How many channels should be in an Attention Stack? +

Whatever number can be sequenced with working handoffs. For most B2B operations the working stack is a small number of layers — enough to do the recognition, deepen, and prompt-action work; few enough that handoffs between them can actually be engineered and maintained. Adding more channels almost always weakens the stack rather than strengthening it, because each new channel multiplies the number of handoffs the operation has to keep working. Channel maximalism is the opposite of stack discipline.

Can a single channel work without a stack? +

Sometimes. Outbound to a tight, well-defined ICP with a high-urgency offer can convert without prior recognition; pure SEO into a category where buyers self-educate before reaching out can convert without any other layer firing first. These are exceptions, and they tend to cap out quickly. Most B2B operations that are trying to scale past their first plateau hit the ceiling because the single channel was carrying the entire attention load and the ceiling is what one channel can do alone. The stack is what unlocks the next floor of growth.

How do you tell if your Attention Stack is broken? +

The same channels that perform inside a working stack appear to underperform when the stack is broken. Email open rate looks fine but email-attributed pipeline is thin. Outbound reply rate is acceptable but reply-to-meeting conversion is poor. Paid media is generating leads but the leads aren't closing at the rate the cost-per-lead implied. Each channel's own metrics look defensible; the pipeline metric is the one that breaks. When that pattern shows up — channels report green, pipeline reports red — the stack is the diagnosis. A Connectivity Audit traces the handoffs; the broken sequence is where the audit will concentrate.

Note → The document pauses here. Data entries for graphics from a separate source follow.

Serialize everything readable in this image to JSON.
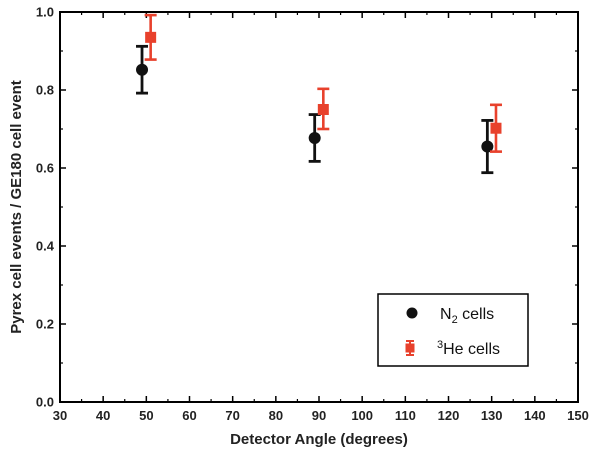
{
  "chart_data": {
    "type": "scatter",
    "title": "",
    "xlabel": "Detector Angle (degrees)",
    "ylabel": "Pyrex cell events / GE180 cell event",
    "xlim": [
      30,
      150
    ],
    "ylim": [
      0.0,
      1.0
    ],
    "x_ticks": [
      "30",
      "40",
      "50",
      "60",
      "70",
      "80",
      "90",
      "100",
      "110",
      "120",
      "130",
      "140",
      "150"
    ],
    "y_ticks": [
      "0.0",
      "0.2",
      "0.4",
      "0.6",
      "0.8",
      "1.0"
    ],
    "grid": false,
    "legend_position": "bottom-right",
    "legend": {
      "n2_main": "N",
      "n2_sub": "2",
      "n2_rest": " cells",
      "he_sup": "3",
      "he_rest": "He cells"
    },
    "series": [
      {
        "key": "n2",
        "color": "#111111",
        "marker": "circle",
        "points": [
          {
            "x": 49,
            "y": 0.852,
            "err_low": 0.792,
            "err_high": 0.912
          },
          {
            "x": 89,
            "y": 0.677,
            "err_low": 0.617,
            "err_high": 0.737
          },
          {
            "x": 129,
            "y": 0.655,
            "err_low": 0.588,
            "err_high": 0.722
          }
        ]
      },
      {
        "key": "he3",
        "color": "#e8412c",
        "marker": "square",
        "points": [
          {
            "x": 51,
            "y": 0.935,
            "err_low": 0.878,
            "err_high": 0.992
          },
          {
            "x": 91,
            "y": 0.75,
            "err_low": 0.7,
            "err_high": 0.803
          },
          {
            "x": 131,
            "y": 0.702,
            "err_low": 0.642,
            "err_high": 0.762
          }
        ]
      }
    ]
  }
}
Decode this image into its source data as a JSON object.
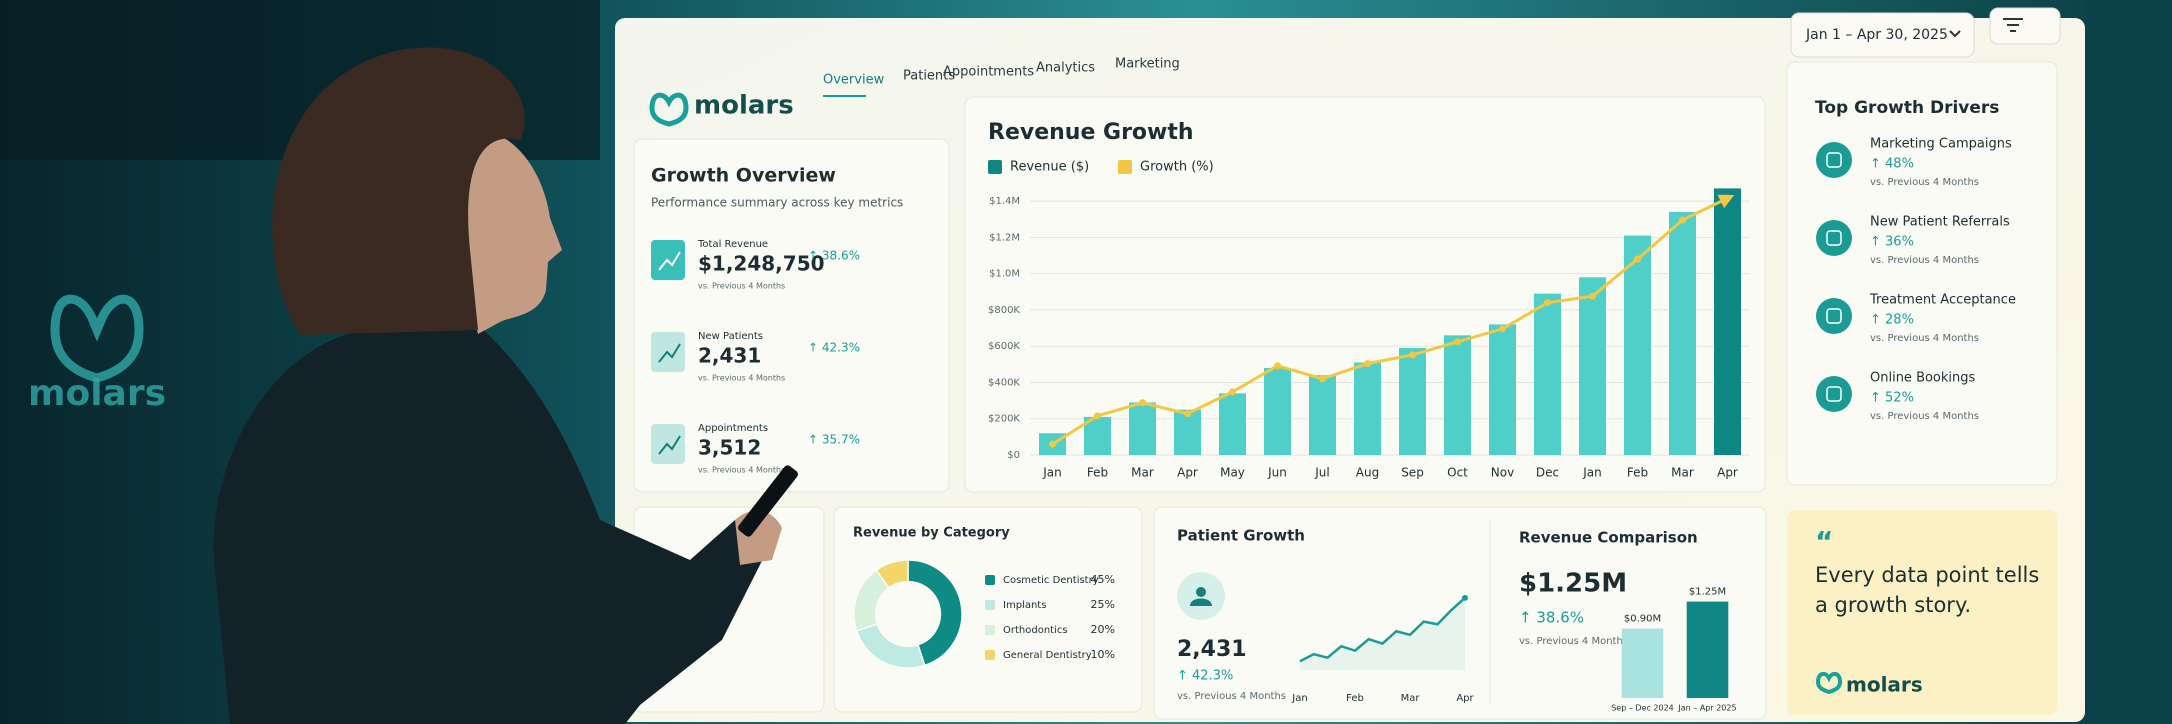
{
  "brand": "molars",
  "nav": [
    "Overview",
    "Patients",
    "Appointments",
    "Analytics",
    "Marketing"
  ],
  "date_range": "Jan 1 – Apr 30, 2025",
  "growth_overview": {
    "title": "Growth Overview",
    "subtitle": "Performance summary across key metrics",
    "kpis": [
      {
        "label": "Total Revenue",
        "value": "$1,248,750",
        "change": "↑ 38.6%",
        "note": "vs. Previous 4 Months"
      },
      {
        "label": "New Patients",
        "value": "2,431",
        "change": "↑ 42.3%",
        "note": "vs. Previous 4 Months"
      },
      {
        "label": "Appointments",
        "value": "3,512",
        "change": "↑ 35.7%",
        "note": "vs. Previous 4 Months"
      }
    ]
  },
  "chart_data": [
    {
      "type": "bar",
      "title": "Revenue Growth",
      "categories": [
        "Jan",
        "Feb",
        "Mar",
        "Apr",
        "May",
        "Jun",
        "Jul",
        "Aug",
        "Sep",
        "Oct",
        "Nov",
        "Dec",
        "Jan",
        "Feb",
        "Mar",
        "Apr"
      ],
      "series": [
        {
          "name": "Revenue ($)",
          "color": "#4fcfc8",
          "highlight_color": "#0e8683",
          "highlight_last": true,
          "values": [
            120000,
            210000,
            290000,
            250000,
            340000,
            480000,
            440000,
            510000,
            590000,
            660000,
            720000,
            890000,
            980000,
            1210000,
            1340000,
            1470000
          ]
        },
        {
          "name": "Growth (%)",
          "color": "#f2c744",
          "type": "line",
          "axis": "y2",
          "values": [
            5,
            18,
            24,
            19,
            29,
            41,
            35,
            42,
            46,
            52,
            58,
            70,
            73,
            90,
            108,
            118
          ]
        }
      ],
      "ylim": [
        0,
        1500000
      ],
      "yticks": [
        {
          "value": 0,
          "label": "$0"
        },
        {
          "value": 200000,
          "label": "$200K"
        },
        {
          "value": 400000,
          "label": "$400K"
        },
        {
          "value": 600000,
          "label": "$600K"
        },
        {
          "value": 800000,
          "label": "$800K"
        },
        {
          "value": 1000000,
          "label": "$1.0M"
        },
        {
          "value": 1200000,
          "label": "$1.2M"
        },
        {
          "value": 1400000,
          "label": "$1.4M"
        }
      ],
      "y2lim": [
        0,
        125
      ],
      "grid": true
    },
    {
      "type": "pie",
      "donut": true,
      "title": "Revenue by Category",
      "categories": [
        "Cosmetic Dentistry",
        "Implants",
        "Orthodontics",
        "General Dentistry"
      ],
      "values": [
        45,
        25,
        20,
        10
      ],
      "value_labels": [
        "45%",
        "25%",
        "20%",
        "10%"
      ],
      "colors": [
        "#0f8b86",
        "#bfe9e3",
        "#d6f0dc",
        "#f3d66a"
      ]
    },
    {
      "type": "line",
      "x": [
        0,
        1,
        2,
        3,
        4,
        5,
        6,
        7,
        8,
        9,
        10,
        11,
        12
      ],
      "values": [
        10,
        18,
        14,
        27,
        22,
        35,
        30,
        44,
        40,
        55,
        52,
        68,
        82
      ],
      "color": "#1a9c94",
      "xlim": [
        0,
        12
      ],
      "xticks": [
        {
          "value": 0,
          "label": "Jan"
        },
        {
          "value": 4,
          "label": "Feb"
        },
        {
          "value": 8,
          "label": "Mar"
        },
        {
          "value": 12,
          "label": "Apr"
        }
      ],
      "ylim": [
        0,
        100
      ]
    },
    {
      "type": "bar",
      "categories": [
        "Sep – Dec 2024",
        "Jan – Apr 2025"
      ],
      "values": [
        900000,
        1250000
      ],
      "value_labels": [
        "$0.90M",
        "$1.25M"
      ],
      "colors": [
        "#a8e3df",
        "#0e8683"
      ],
      "ylim": [
        0,
        1400000
      ]
    }
  ],
  "patient_growth": {
    "title": "Patient Growth",
    "value": "2,431",
    "change": "↑ 42.3%",
    "note": "vs. Previous 4 Months"
  },
  "revenue_comparison": {
    "title": "Revenue Comparison",
    "value": "$1.25M",
    "change": "↑ 38.6%",
    "note": "vs. Previous 4 Months"
  },
  "growth_drivers": {
    "title": "Top Growth Drivers",
    "items": [
      {
        "name": "Marketing Campaigns",
        "change": "↑ 48%",
        "note": "vs. Previous 4 Months"
      },
      {
        "name": "New Patient Referrals",
        "change": "↑ 36%",
        "note": "vs. Previous 4 Months"
      },
      {
        "name": "Treatment Acceptance",
        "change": "↑ 28%",
        "note": "vs. Previous 4 Months"
      },
      {
        "name": "Online Bookings",
        "change": "↑ 52%",
        "note": "vs. Previous 4 Months"
      }
    ]
  },
  "quote": {
    "text": "Every data point tells a growth story."
  }
}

What's the relationship between the Attention Stack and the rest of the engine? +

The stack is the front half — the sequence that produces recognized, qualified attention at the door of the conversion layer. The rest of the engine is what happens after: funnels catch the attention and convert it, CRM & automation routes it and runs the lifecycle, sales pipeline closes it. A working stack with a broken downstream is a leaky operation; a broken stack with a working downstream is a starved operation. The discipline is to engineer both halves and the handoff between them. The stack is the input. The rest of the engine is what the input compounds inside.